Yunus’ un dilinden de aşk böyle dökülmüş.
Mevlâna’ya Şems, bakın neler söyletiyor:
Şems-i Tebrizi'den ayrı kalınca, gönül dostunun yokluk acısıyla, ondan haber getirenlere, hediyeler verir.
Bir gün bir sarhoş, “Şems-i Tebrizi'yi Bağdat'ta gördüm” der. Mevlana sırtındaki kaftanı çıkarır ve ona hediye eder.
Yanındakiler:
“Aman efendim, ne yaptınız? O, sarhoşun tekidir. Onun Şems-i Tebrizi'yi görmesi imkansız. Bütün gün ayyaş ayyaş dolaşır, yalan söylüyor” derler.
Mevlâna tebessüm ederek, “Biliyorum” der.
“Onun, bırakın görmeyi, Bağdat'a gidemeyeceğini bile biliyorum.
Ben o kaftanı, onun yalanına verdim.
Eğer gerçek olsaydı, canımı verirdim.”
Hazreti Mevlana’ya dair anlatılan, bir hal halidir, rivayette.
“Ben onun yalanına verdim” ifadesinde mantık aramanın mantıksızlığını her mantıklı bilir.
Aşk hususunda üzerinde ittifak edilen bir tarif var ise o da, aşkın bir “hal” olduğudur. Üzerinde ittifak edilememesinin sebebi de “hal” olmasındandır sanırım.
Hali de ancak, halden anlayanlar bileceğine göre, diğer tarifler de başkasının halini anlatma gayretinden öteye geçmeyecektir.
Hülasa, aşkın tarifini yine Hazreti Pir’in “Ol da gör” sözü en güzel şekilde ifade edecektir!
Evet, ol da gör!
Yunus gibi kah yanarsın, kah istikametini kaybedersin, kah düşer yara bere içerisinde kalırsın!
Nasıl gidersen git, yolun sonu felahtır!
Çünkü, aşkın yolu ki ,en güzele, enlerin enine, götürür aşığı!
Bilecik’teyim, Şeyh Edebali’nin dergahında yanan bir kirişin altında. Bu dergahın da bilmem hangi köşesinde bir deli oğlan, Mal Hatun’a (Malhun Hatun) kaptırmış yüreciğini!
Maşuğuna kavuşmanın şartı, Bey olmak olmuş, bu mekanın bir odasında müjde rüya ile gelmiş ve bu aşkın hikayesi, dört kıtada, 6 asır sürmüş!
Sonra 8 Ocak 1921’de, bu aşkı söndürmek için, ilk kıvılcımın düştüğü, ilk rüyanın görüldüğü bu mekana gelmişler, yakmışlar, taş taş üstünde bırakmamışlar!

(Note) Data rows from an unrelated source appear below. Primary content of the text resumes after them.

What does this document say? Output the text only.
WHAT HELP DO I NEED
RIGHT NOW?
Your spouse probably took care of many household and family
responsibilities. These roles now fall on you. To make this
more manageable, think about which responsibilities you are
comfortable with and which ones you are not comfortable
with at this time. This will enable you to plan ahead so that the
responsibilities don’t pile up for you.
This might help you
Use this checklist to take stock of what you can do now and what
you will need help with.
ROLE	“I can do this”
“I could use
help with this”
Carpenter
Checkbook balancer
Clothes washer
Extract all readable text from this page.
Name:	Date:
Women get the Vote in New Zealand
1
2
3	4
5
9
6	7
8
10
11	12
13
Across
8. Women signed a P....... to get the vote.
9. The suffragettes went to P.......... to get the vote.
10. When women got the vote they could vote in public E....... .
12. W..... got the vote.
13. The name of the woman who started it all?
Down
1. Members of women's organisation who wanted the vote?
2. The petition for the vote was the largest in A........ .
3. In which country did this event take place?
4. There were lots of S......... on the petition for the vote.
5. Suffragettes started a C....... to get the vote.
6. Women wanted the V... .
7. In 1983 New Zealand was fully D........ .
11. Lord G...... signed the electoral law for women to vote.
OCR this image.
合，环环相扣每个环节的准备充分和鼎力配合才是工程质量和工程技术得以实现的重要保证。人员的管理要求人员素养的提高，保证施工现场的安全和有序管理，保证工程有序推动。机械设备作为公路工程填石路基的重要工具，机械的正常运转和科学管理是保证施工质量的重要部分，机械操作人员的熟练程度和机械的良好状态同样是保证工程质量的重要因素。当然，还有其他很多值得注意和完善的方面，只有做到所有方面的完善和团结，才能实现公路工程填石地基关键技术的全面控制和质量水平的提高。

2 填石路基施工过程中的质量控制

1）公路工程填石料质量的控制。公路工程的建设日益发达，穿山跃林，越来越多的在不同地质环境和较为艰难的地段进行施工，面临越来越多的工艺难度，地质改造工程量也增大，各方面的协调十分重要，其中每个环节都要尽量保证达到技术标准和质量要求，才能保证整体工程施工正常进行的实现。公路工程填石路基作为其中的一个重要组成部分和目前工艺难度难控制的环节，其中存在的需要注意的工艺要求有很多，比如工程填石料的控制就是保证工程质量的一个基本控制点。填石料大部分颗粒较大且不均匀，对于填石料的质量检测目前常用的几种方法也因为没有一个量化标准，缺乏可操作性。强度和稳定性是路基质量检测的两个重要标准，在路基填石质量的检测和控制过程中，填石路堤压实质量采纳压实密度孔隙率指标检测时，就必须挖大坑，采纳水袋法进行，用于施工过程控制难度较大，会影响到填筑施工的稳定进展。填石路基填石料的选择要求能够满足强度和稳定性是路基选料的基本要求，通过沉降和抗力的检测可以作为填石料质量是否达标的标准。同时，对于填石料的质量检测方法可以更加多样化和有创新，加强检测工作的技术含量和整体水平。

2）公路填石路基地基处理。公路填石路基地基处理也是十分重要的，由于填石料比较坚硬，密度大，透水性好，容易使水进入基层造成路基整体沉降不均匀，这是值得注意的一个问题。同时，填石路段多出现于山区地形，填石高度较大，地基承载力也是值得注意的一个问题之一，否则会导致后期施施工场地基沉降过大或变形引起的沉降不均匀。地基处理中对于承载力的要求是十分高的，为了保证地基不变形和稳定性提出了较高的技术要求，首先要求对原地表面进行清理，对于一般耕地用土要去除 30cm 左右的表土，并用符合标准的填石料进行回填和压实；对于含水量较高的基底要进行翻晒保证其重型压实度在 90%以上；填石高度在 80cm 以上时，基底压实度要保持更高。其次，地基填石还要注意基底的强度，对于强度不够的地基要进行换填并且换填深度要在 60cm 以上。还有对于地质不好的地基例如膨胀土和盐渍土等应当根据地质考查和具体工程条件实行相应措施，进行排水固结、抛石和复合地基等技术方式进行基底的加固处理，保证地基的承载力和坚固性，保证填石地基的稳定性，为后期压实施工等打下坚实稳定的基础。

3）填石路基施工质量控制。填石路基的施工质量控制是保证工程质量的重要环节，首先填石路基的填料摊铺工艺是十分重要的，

“Aşk”ı öldürdük sanıp çekip gitmişler! Ama o küllerden öyle bir aşk doğmuş ki, ölen aşıkların al kanlarının üstünde! Duası, Hacı Bayramı Veli Camii’nde yapılmış ve adı:
“Türkiye Cumhuriyeti Devleti” olmuş!
O gelenler bilememiş ki, “Aşıklar Ölmez”.